As Holy Week approaches, businesses must be on the lookout for ransomware attacks which are typically designed to remain dormant within systems, identifying critical infrastructure and striking at vulnerable moments, such as holidays.
Recent findings from the Synology 2025 ASEAN Digital Transformation Trend Survey of IT professionals highlight the growing scale of the problem. More than 55% of organizations reported experiencing or nearly experiencing ransomware attacks, while 22% said they had already fallen victim to such incidents.
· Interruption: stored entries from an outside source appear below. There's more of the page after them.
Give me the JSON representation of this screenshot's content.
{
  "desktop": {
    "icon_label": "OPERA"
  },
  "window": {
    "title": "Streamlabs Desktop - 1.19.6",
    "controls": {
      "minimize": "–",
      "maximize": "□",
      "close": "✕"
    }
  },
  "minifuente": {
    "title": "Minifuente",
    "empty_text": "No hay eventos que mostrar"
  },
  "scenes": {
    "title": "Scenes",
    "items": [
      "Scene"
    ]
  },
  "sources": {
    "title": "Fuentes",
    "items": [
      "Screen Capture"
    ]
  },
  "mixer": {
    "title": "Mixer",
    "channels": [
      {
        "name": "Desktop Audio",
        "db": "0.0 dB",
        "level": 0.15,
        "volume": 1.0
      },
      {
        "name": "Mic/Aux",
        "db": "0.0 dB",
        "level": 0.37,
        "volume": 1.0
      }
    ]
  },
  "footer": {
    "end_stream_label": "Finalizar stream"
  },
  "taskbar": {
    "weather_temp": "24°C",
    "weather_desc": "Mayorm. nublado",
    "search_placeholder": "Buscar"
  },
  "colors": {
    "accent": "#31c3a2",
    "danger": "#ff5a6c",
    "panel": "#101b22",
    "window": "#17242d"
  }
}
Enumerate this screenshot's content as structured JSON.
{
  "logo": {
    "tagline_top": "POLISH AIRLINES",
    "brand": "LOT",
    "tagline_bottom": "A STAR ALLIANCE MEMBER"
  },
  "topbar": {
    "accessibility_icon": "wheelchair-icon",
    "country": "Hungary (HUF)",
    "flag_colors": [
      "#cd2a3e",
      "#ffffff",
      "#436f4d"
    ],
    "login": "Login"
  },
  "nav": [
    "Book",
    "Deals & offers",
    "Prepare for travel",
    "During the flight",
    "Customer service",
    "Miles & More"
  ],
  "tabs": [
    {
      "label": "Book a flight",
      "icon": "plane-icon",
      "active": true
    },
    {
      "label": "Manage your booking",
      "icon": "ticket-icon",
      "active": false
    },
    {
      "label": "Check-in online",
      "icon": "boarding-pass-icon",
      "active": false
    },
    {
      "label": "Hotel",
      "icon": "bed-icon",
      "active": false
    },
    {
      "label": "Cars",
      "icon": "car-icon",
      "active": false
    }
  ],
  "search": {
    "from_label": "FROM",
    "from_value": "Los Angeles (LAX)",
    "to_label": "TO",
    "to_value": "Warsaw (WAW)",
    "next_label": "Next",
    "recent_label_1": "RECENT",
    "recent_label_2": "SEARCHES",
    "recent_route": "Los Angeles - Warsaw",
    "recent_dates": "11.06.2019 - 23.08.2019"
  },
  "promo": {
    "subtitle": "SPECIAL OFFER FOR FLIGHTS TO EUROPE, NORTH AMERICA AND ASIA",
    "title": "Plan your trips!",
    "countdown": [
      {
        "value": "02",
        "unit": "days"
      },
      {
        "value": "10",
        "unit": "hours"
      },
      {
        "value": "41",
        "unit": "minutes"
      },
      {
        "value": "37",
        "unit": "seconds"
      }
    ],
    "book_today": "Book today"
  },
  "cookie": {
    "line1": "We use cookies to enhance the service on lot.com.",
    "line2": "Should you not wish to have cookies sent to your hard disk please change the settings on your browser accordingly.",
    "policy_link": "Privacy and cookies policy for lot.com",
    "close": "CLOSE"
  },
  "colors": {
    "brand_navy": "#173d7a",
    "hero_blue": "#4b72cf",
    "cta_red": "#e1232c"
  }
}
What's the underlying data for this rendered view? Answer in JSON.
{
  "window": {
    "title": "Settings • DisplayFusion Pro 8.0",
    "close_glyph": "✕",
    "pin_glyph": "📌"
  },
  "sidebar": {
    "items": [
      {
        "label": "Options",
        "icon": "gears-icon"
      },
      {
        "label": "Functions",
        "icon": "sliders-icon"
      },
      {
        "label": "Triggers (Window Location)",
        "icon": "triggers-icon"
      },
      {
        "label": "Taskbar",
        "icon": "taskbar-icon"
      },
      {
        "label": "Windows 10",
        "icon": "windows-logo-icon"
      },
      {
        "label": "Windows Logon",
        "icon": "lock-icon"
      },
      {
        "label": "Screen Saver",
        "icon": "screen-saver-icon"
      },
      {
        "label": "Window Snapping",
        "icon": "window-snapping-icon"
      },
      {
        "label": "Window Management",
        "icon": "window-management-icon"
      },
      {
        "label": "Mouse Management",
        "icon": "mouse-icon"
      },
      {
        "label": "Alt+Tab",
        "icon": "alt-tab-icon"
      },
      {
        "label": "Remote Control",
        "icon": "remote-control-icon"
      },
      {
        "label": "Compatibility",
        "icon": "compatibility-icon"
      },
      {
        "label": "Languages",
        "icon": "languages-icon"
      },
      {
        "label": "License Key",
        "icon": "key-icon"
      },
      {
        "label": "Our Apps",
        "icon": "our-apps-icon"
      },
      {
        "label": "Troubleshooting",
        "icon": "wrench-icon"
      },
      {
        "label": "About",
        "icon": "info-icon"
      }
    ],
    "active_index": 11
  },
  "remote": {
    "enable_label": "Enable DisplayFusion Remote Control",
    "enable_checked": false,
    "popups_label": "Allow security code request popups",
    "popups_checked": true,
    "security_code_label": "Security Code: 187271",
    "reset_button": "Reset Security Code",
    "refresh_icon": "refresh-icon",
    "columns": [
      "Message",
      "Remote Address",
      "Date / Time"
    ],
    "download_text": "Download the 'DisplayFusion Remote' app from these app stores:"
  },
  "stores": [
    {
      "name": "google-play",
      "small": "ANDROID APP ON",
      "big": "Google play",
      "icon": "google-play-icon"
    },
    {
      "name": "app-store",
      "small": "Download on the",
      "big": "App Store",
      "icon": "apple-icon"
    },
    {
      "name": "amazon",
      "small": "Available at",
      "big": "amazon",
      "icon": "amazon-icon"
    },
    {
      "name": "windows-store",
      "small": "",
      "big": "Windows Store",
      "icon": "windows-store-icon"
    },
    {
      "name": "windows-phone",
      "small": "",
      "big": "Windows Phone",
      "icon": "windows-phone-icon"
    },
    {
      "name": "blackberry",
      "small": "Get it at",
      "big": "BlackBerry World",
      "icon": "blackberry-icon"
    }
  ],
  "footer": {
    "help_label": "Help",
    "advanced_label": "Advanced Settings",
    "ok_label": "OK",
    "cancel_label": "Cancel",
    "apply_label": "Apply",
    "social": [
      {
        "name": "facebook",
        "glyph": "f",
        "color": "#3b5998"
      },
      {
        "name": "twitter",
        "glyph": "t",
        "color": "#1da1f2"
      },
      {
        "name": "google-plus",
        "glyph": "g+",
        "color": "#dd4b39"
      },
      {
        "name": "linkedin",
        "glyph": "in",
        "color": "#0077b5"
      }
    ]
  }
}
As these threats become harder to detect and prevent, businesses can no longer rely on prevention alone. The existence and availability of data recovery solutions today could arm businesses, especially during vulnerable holiday breaks.
For businesses whose significant success is attributed to maintaining customer data security, data breach from AI-enabled cyberattacks could result in revenue loss, impact operations, and damage reputation. Once this happens, there is no turning back. Not having a clear response plan is costly. To minimize disruption, businesses must prioritize rapid data restoration and accelerated response times.
According to the same ASEAN survey, only 22% of organizations said they are very confident in their disaster recovery strategies, while 47% reported being only somewhat confident in their ability to restore operations after a cyber incident. Testing practices further highlight the preparedness gap. More than one in five organizations test their data recovery plans less than once a year, while 15% do not test them at all.
As artificial intelligence continues to reshape the cyber threat landscape, preventing every attack is no longer realistic. Cyber resilience is the new priority for organizations — maintaining secure data backups, isolating recovery environments, and ensuring systems can be restored quickly when incidents occur.
Solutions like Synology ActiveProtect are designed to support this shift by empowering businesses and organizations to reduce manual workloads, standardize backup and recovery processes, save time, and ensure continuous operations.
Strengthening cyber resilience is the key to safeguarding operations and data in these times of constant threats, not to mention providing peace of mind, so that all business leadership can focus on the long holiday break.
Claire Huang is the Country Manager of Synology Philippines.